Rozdział 2 Żarłoczna Góra 2 page

Za nim wśród skał i drzew siedzieli następni i również nie dbali, by być niewidoczni. Pogryzali coś, trzymali w rękach łuki z założonymi strzałami, ale nie napinali ich, tylko kładli płasko na kolanach, drapali się, a nawet ziewali, jakby wciąż na coś czekali, mimo że przed ich oczami szlakiem przechodziło półtora tuzina ludzi. Ktoś z jeńców zaczął ich wołać z rozpaczą i usłyszałem, że Węże się śmieją. Któryś zdzielił więźnia w głowę, ale wcale nie wyglądali na zaniepokojonych. Wokół nas powietrze drgało dziwacznie, jakby z gorąca, tak samo jak nad piaskiem pustyni, i wędrowaliśmy, zupełnie jakbyśmy już byli duchami, niewidocznymi dla oczu żywych. Przeszliśmy mostem nad strumieniem na dnie skalistego wąwozu, a kawałek dalej spotkaliśmy kolejnych ludzi czekających w zasadzce. I tak samo jak poprzedni, ci również nie zaszczycili nas nawet spojrzeniem. Jeńcy na ten widok zaczęli płakać i złorzeczyć. Było jasne, że siedzący tu zbrojni w mgnieniu oka rozbiliby podjazd Węży w puch, a tymczasem gapili się tylko przed siebie szklanym wzrokiem i czekali, aż traktem przejedzie ktoś widzialny.

Kiedy minęliśmy zasadzkę, jeńcy zupełnie stracili nadzieję i ducha. Szlochali jedynie i szli krok za krokiem, zupełnie bezwolnie.
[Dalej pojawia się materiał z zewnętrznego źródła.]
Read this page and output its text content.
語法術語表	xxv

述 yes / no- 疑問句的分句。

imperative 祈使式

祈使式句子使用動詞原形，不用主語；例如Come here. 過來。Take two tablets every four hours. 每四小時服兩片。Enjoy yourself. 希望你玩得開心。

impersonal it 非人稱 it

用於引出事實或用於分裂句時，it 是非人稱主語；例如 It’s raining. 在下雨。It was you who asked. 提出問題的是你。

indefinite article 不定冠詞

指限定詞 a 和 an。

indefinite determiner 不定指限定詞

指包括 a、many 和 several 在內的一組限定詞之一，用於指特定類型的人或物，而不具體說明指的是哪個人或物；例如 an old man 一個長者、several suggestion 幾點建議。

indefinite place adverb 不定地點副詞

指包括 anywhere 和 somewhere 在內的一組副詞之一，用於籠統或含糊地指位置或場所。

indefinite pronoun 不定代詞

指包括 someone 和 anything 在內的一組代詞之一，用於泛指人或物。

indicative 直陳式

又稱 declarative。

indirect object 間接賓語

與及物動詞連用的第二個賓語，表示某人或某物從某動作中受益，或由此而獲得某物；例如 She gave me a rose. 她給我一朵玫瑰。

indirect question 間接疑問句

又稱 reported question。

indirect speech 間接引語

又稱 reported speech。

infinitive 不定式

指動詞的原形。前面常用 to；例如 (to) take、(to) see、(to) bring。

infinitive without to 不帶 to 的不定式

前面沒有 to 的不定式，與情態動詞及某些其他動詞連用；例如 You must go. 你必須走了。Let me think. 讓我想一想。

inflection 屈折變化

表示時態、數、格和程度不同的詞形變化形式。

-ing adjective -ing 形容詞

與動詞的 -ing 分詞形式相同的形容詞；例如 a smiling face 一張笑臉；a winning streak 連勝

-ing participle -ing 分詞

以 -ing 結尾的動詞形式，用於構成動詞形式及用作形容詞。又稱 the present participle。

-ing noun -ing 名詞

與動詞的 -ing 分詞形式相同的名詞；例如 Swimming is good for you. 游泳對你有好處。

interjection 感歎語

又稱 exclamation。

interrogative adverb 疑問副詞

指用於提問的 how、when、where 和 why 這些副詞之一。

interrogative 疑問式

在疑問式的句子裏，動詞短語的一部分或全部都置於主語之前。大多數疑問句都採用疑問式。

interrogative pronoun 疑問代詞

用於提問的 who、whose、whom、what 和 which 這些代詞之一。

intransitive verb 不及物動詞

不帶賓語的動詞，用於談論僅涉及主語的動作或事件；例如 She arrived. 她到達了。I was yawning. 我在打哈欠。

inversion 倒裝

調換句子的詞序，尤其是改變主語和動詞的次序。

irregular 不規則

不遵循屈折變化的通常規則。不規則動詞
Widywałem już ludzi w takim stanie i wiedziałem, że łatwo się z niego nie obudzą. Nawet gdyby ktoś teraz zaatakował Węży, zacząłby ich zabijać i przeciął sznur, staliby i gapili się zupełnie jak owce.

Szliśmy potem jeszcze wiele godzin, cały czas pod górę. Przewracaliśmy się na oblodzonych kamieniach, potykaliśmy o korzenie. Do tego ja miałem się znacznie gorzej niż inni, bo wciąż miałem związane z tyłu ręce. Pozostali cały czas ściskali sznur, starając się poluzować dławiące ich pętle, a mnie drętwiały spętane ręce i traciłem czucie w palcach, a co gorsza, jeśli się potykałem albo ktoś obok mnie upadł i pociągnął mnie w dół, po prostu wieszałem się na linie.

Cały czas myślałem o nożu i walczyłem ze sobą, żeby go nie dobyć i nie przeciąć sznura, ale wtedy nie dałoby mi to nic poza sposobnością szybkiej śmierci.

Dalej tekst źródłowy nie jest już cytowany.